Let’s have a brief reminder of the things he managed to achieve during his time as a Prime Minister between 2010 and 2016, through his Austerity Programme:
- Cuts to the National Health Service;
- Cuts to the social care sector;
- Cuts to criminal justice services: including police, prisons, courts, prosecution and probation;
- Cuts to fire services;
- Cuts to welfare and benefits services;
- Cuts to local council budgets;
- Reduction in building of new houses;
- Trebling of higher education tuition fees…
…and the list goes on and on…
Alongside his (and his private school friends’) success in bringing ordinary people across the country to their knees, he was profoundly weak as a leader in his inability to curtail the racist and xenophobic far-righters in his own political Party intent on furthering a new anti-EU project. Perhaps this served him well? It certainly drew attention away from the millions the Conservative Party were receiving in donations from questionable characters with questionable links, and the blind eyes they were turning to money laundering by foreign dictators through UK banks. It also drew attention away from the fact that the dire state of the nation’s finances, the backlogs on waiting lists, decreasing salaries, increasing workloads, record-level unemployment, huge public sector shortages, and increasing absolute poverty, were directly attributable to David Cameron and his corporate-criminal friends in government…instead shifting attention towards vulnerable migrants and refugees fleeing persecution in their home countries.
Suffice it to say that this new narrative backfired on his own image, rendering him disgraced by the average ‘Brexit’ voter as he desperately campaigned for the UK to remain in the European Union…only to realise his once-“friends” from the far-right did more than just save his skin from blame, but were greatly successful in convincing over half of the voters on the EU Referendum of some mythical sense of sovereignty and independence we would collectively experience; a magical pot of money that would suddenly be discovered and pumped into our public services; the fairy-tale disaster of a Turkish entry into the EU that would be avoided; and of course, those pesky human rights that would be magnificently diluted, so we could edge closer to an undesired rogue state.

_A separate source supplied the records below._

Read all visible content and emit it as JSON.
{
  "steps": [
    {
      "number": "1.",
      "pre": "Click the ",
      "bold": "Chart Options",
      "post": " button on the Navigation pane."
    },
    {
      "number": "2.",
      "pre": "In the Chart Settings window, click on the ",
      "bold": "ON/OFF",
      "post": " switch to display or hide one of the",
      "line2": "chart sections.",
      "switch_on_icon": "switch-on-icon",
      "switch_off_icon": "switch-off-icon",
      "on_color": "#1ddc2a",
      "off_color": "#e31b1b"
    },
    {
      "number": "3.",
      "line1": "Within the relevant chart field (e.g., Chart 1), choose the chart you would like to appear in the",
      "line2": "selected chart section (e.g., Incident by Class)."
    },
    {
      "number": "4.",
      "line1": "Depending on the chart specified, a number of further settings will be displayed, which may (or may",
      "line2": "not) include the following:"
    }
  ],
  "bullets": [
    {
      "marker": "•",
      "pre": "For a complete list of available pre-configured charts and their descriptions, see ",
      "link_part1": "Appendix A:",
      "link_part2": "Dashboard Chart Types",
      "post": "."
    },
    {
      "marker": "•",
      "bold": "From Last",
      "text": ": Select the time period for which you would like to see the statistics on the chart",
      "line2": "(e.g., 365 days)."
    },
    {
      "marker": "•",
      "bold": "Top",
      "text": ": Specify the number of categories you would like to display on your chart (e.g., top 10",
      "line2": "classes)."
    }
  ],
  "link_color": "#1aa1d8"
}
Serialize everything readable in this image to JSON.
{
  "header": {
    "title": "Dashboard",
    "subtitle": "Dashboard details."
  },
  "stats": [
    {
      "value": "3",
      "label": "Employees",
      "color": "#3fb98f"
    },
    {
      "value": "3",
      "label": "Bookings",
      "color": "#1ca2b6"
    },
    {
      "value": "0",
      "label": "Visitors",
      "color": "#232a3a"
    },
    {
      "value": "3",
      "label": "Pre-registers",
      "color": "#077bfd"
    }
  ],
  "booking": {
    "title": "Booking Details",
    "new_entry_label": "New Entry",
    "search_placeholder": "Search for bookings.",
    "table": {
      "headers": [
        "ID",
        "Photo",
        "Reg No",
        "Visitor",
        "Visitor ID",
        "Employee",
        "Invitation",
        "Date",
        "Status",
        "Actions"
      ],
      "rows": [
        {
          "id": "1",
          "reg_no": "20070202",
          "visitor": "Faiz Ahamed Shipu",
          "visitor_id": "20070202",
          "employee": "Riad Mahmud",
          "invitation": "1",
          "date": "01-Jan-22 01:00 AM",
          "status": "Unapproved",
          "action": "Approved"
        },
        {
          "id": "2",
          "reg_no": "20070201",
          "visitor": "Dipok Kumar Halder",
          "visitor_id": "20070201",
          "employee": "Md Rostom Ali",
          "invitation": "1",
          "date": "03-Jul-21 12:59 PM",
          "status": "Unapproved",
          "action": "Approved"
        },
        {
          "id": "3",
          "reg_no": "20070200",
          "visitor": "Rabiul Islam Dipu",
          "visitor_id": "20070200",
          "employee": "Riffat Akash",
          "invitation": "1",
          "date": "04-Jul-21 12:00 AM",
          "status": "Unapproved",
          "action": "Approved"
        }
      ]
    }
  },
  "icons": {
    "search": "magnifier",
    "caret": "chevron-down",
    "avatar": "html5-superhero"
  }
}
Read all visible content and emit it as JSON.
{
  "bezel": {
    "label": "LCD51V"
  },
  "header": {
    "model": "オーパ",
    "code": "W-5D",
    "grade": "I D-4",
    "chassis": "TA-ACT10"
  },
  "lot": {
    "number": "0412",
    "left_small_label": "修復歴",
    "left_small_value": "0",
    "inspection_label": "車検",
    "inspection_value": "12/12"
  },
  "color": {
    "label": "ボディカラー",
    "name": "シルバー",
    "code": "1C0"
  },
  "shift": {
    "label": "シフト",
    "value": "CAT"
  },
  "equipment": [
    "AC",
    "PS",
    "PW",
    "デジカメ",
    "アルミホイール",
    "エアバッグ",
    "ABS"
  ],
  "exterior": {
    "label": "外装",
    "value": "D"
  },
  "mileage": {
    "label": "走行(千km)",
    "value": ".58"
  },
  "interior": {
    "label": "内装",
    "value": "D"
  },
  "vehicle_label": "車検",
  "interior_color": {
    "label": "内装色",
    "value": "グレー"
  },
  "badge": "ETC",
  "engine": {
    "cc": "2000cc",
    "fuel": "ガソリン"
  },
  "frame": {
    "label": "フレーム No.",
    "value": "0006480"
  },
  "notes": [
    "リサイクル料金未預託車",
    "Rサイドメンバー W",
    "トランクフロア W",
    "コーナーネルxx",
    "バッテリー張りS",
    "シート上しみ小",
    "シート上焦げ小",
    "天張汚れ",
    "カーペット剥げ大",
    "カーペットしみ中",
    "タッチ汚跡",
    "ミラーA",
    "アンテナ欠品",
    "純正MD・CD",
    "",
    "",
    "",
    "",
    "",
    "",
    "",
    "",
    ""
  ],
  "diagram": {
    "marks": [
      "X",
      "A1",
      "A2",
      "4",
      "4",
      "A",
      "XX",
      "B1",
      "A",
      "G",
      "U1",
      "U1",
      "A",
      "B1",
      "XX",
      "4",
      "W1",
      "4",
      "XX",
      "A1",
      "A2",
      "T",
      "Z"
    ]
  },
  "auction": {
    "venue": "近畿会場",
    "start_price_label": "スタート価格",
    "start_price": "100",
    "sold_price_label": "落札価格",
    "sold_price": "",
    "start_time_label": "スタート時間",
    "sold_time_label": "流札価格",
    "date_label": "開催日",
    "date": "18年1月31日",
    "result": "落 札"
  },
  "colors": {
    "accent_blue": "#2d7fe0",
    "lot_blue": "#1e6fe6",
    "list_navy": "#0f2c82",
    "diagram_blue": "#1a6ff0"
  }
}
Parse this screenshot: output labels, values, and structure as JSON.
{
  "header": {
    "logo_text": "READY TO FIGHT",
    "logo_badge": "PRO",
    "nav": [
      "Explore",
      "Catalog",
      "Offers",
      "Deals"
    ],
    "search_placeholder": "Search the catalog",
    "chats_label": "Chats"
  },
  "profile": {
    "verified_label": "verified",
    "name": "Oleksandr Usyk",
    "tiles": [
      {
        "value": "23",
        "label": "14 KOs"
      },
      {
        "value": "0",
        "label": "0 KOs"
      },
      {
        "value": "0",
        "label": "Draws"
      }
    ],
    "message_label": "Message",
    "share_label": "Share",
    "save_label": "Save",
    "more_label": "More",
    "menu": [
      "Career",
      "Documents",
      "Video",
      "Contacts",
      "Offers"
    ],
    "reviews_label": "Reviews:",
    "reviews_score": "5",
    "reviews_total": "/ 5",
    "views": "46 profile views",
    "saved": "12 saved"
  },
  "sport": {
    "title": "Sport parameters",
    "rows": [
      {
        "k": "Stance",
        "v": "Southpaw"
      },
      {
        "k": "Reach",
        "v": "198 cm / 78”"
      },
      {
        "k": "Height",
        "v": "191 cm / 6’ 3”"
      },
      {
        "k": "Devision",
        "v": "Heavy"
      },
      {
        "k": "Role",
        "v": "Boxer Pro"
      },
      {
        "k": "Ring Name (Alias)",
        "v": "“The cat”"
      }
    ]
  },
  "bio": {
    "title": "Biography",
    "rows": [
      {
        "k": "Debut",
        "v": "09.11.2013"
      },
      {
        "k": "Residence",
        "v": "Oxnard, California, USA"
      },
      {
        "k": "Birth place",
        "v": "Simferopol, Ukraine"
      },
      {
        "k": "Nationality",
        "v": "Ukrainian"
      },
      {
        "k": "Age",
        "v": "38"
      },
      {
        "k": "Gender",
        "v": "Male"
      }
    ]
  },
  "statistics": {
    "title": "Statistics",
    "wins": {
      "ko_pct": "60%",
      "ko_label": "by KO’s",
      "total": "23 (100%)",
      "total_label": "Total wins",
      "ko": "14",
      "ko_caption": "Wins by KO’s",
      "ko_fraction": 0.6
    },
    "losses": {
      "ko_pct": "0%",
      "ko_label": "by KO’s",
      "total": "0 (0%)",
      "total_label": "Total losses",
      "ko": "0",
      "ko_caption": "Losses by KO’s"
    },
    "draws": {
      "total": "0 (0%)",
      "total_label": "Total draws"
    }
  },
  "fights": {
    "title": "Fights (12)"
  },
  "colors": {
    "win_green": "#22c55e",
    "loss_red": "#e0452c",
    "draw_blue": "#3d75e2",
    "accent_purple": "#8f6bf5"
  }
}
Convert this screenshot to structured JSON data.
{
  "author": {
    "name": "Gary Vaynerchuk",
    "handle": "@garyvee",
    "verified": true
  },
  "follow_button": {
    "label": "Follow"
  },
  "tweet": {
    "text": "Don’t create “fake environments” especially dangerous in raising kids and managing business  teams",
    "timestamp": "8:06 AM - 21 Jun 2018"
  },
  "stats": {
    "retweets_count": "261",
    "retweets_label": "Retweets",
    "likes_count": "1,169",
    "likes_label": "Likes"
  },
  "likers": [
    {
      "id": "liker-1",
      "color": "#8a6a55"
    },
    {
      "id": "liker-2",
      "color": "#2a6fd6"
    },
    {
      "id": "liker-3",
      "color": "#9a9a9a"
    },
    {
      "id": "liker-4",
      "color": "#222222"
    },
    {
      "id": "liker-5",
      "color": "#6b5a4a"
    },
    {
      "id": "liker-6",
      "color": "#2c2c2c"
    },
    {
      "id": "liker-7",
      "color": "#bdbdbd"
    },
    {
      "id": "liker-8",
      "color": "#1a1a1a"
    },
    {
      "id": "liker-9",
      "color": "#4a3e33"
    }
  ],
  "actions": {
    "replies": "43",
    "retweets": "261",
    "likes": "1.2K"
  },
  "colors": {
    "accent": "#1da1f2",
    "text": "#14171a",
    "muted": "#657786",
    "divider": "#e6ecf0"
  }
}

Cameron’s return, this time as Foreign Secretary, seems though to be more of a desperate attempt by current Prime Minister Rishi Sunak to give the impression that his stance has shifted away from the radical far-righters in his Party (i.e. those who got him internally elected as leader in the first place) towards a more ‘centrist’ [if you could call it that] and recently nostalgic form of politics. While the shift away from the abhorrent factions of the Conservative Party is, of course, commendable (I guess we can say: ‘credit where credit is due’), this new stance simply demonstrates what Sunak always represented through his core self; the rich, the private-school-educated and out-of-touch minority cliques of British society.